Funny, she thought, how they got used to it.

They got used to the noise, too, and the radio blaring in competition, and they learned to stay calm if there was a ‘blow-up’ in their section.

Cora sometimes wrote messages on the gleaming shells for servicemen to read.

Good luck! she wrote, Keep safe! She concentrated on working efficiently, knowing their lives were in her hands.

In the same way that the enrolment poster had put a gloss on the ‘light work on munitions’, it had exaggerated the ‘excellent hostels’ as well.

When it first opened, Island Farm Camp housed workers from all over the country; a community of men too old to enlist and lively women who drank in the local with three pounds a week to spend.

However, none of them stayed there very long.

It was safe to say the Island Farm accommodation was a bit of a rush job, hastily built, function over luxury.

The problem was that the camp was designed on the lines of an army barracks.

The huts were built on clay overlooking fields and bordered by woods.

Beyond them lay the bare and desolate hills in the distance.

They were cold, soulless and slightly damp.

Cora heard rumours that the camp was haunted, even though no one had lived there for very long, never mind died there.

Gradually the stream of people being ferried to and from the camp dwindled and the war workers opted for travelling on the buses and trains instead.

Much better. The atmosphere inside the buses after a hard day’s work was over sounded wonderful, as carefree as a chapel’s Whit Monday Mystery Trip.

There was singing, a knitting competition, gossiping and a cheerful community feel because they were doing their bit for the war effort, and better still, for the first time in their lives, making good money as well.

Better money than the miners were getting, as a matter of fact. Sore point.

The huts gradually fell into disuse. They remained empty until one day the Americans came and made them interesting again.

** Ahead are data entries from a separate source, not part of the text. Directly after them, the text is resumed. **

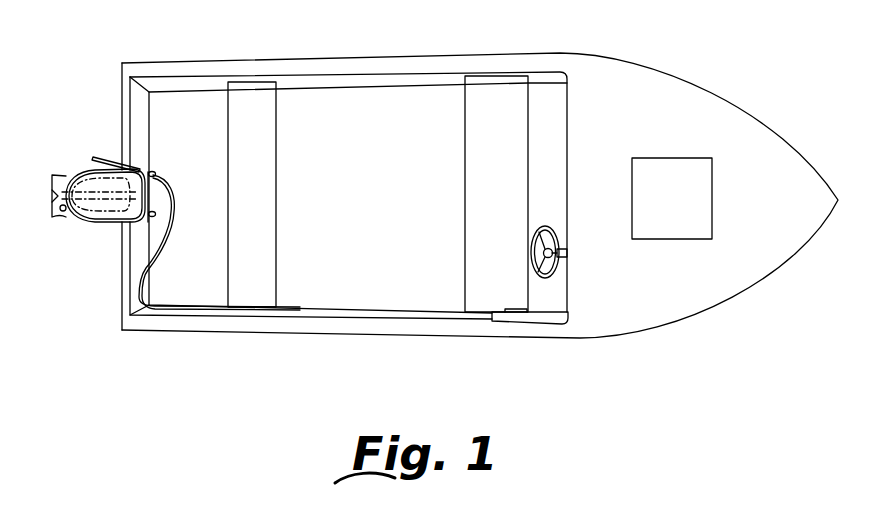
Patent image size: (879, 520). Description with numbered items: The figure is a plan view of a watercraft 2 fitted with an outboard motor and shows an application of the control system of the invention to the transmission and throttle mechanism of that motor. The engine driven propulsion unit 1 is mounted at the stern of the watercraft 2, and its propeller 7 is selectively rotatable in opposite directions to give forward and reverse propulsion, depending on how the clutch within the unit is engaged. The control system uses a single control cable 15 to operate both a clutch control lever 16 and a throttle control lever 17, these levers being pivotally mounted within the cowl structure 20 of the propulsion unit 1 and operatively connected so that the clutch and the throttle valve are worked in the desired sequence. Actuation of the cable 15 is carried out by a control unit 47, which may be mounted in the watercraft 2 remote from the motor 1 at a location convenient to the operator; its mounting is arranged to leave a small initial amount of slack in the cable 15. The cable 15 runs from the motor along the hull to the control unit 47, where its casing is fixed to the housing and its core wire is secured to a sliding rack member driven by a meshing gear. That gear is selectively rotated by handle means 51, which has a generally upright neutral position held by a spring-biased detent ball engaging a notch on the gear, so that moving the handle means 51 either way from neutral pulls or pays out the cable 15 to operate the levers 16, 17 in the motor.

The engine driven propulsion unit 1 is at (85, 171).
The watercraft 2 is at (237, 62).
The propeller 7 is at (71, 181).
The control cable 15 is at (142, 290).
The clutch control lever 16 is at (140, 171).
The throttle control lever 17 is at (120, 167).
The cowl structure 20 is at (98, 213).
The control unit 47 is at (533, 323).
The handle means 51 is at (517, 310).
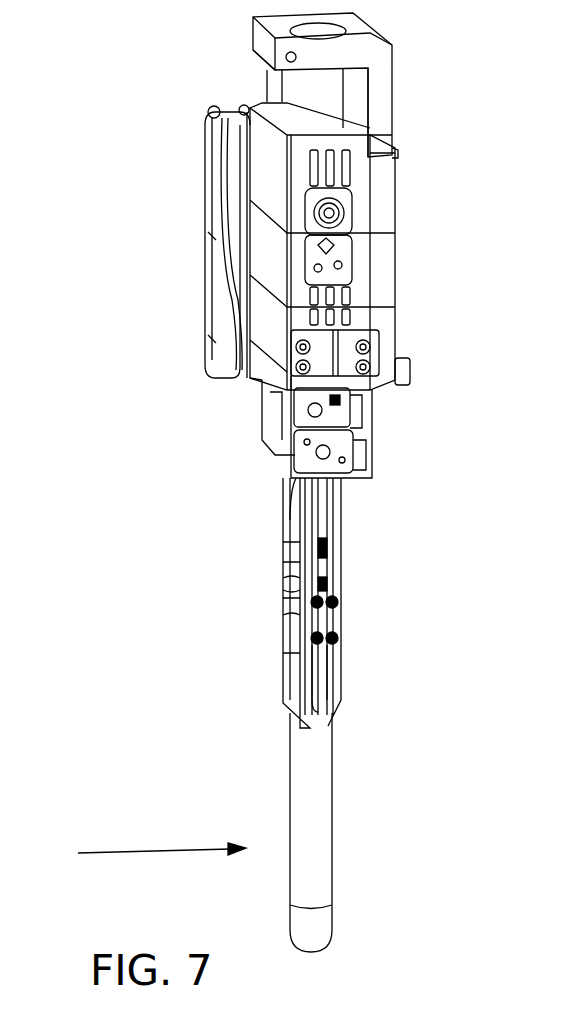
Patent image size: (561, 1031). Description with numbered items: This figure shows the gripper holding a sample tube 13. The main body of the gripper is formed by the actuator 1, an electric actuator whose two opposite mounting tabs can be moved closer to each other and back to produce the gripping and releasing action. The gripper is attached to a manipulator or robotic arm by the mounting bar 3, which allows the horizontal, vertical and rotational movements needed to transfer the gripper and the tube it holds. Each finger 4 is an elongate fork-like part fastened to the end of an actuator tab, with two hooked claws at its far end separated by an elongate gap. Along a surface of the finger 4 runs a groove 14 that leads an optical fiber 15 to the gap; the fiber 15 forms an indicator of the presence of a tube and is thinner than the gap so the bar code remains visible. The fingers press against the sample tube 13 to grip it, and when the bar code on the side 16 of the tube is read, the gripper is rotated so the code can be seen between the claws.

The actuator 1 is at (358, 184).
The mounting bar 3 is at (375, 70).
The finger 4 is at (288, 540).
The sample tube 13 is at (330, 875).
The groove 14 is at (327, 522).
The optical fiber 15 is at (340, 680).
The side of the sample tube 16 is at (138, 844).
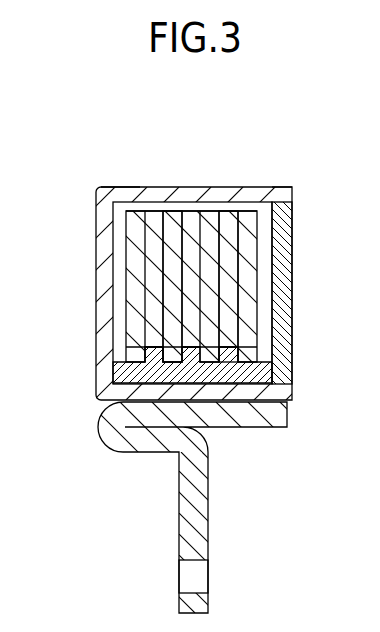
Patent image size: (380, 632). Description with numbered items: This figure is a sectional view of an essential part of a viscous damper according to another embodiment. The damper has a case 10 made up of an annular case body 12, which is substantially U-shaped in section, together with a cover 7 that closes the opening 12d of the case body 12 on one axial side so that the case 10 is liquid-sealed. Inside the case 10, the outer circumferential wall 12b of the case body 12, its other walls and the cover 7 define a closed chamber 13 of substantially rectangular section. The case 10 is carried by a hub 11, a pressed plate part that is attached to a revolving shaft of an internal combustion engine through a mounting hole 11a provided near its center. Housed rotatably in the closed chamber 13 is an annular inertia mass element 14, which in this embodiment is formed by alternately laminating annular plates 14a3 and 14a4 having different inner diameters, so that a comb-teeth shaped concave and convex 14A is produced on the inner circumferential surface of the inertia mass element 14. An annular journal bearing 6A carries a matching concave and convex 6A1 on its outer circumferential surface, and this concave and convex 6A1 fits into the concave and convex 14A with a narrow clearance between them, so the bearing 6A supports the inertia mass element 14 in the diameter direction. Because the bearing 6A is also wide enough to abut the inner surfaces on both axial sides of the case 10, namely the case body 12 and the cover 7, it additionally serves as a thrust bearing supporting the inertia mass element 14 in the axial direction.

The case 10 is at (190, 241).
The annular case body 12 is at (108, 310).
The outer circumferential wall 12b is at (118, 192).
The opening 12d is at (290, 216).
The closed chamber 13 is at (263, 257).
The inertia mass element 14 is at (199, 191).
The annular plate 14a3 is at (177, 220).
The annular plate 14a4 is at (228, 220).
The concave and convex 14A is at (158, 357).
The journal bearing 6A is at (260, 377).
The concave and convex 6A1 is at (187, 368).
The cover 7 is at (287, 297).
The hub 11 is at (197, 510).
The mounting hole 11a is at (197, 587).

What a shiny bunch of men those GIs were, wolf-whistling at them as they passed on their way to work! Gladdie fell recklessly in love with a Texan named Charles who courted her with gifts and their romance was straight out of a Hollywood film, a movie, as Charles called it.

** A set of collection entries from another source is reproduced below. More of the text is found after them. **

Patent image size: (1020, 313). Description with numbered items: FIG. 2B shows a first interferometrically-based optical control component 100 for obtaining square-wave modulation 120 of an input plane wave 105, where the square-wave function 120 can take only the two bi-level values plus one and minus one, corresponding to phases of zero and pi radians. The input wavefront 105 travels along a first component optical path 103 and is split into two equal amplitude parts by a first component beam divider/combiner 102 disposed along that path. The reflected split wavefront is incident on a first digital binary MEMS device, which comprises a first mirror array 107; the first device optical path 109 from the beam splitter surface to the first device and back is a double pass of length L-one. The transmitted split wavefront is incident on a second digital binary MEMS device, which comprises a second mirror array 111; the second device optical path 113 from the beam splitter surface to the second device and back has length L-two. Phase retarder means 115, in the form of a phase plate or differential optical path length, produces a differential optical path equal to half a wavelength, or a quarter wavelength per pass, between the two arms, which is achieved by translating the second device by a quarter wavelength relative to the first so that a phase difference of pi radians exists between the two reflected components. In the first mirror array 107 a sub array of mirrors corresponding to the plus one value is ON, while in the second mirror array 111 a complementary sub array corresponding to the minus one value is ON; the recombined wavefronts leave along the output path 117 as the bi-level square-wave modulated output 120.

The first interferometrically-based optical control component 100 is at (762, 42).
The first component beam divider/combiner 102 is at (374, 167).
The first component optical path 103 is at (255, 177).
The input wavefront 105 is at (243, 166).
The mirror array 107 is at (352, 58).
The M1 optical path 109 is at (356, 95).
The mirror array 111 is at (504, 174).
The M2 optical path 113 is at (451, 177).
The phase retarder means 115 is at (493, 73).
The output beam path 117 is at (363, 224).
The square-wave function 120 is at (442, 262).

Cora smiled when she thought of the GIs.

Clean and bright and cocky, they were, with sweet chewing-gum breath – boldly showing off their moves in the Star Ballroom and teaching them to jive on a Saturday night, seducing them with their loud film-star accents.

For a while Island Farm was the most glamorous place in Wales – Cora would go as far as to say the most glamorous place in the world outside of America – until the GIs were re-mobilised to fight in the D-Day landings. Whoosh!

They left as quickly as they’d come.

And after the vast and terrible slaughter on the beaches of Normandy, Cora tried not to dwell on what happened to them after that.

After D-Day, Island Farm filled up again. It became a prisoner-of-war camp for captured Italian soldiers.

Lovely they were, Cora thought, with their tanned skin and their smooth hair and eyes dark as Welshmen’s, standing behind the railings and barbed wire saying beautiful things in Italian, or at least things that to her sounded beautiful.

They were happy to be there, happy to smile at Welsh girls, happy they didn’t have to fight.

But lovely as they looked, they were reluctant to work on the farms and when encouraged to put their backs into it, they sabotaged machinery to remind the Welsh exactly whose side they were on.

See? The thing about people, even good-looking ones, was that you never really knew.

And one evening, as Cora walked past on the way home, she saw the huts were deserted again.

The Italians had left as quickly as the GIs.

A short while later, in November 1944, when the days were short and the nights were bitter cold, the German prisoners of war arrived by special train in Bridgend station, and Island Farm was renamed Camp 198, and everything changed.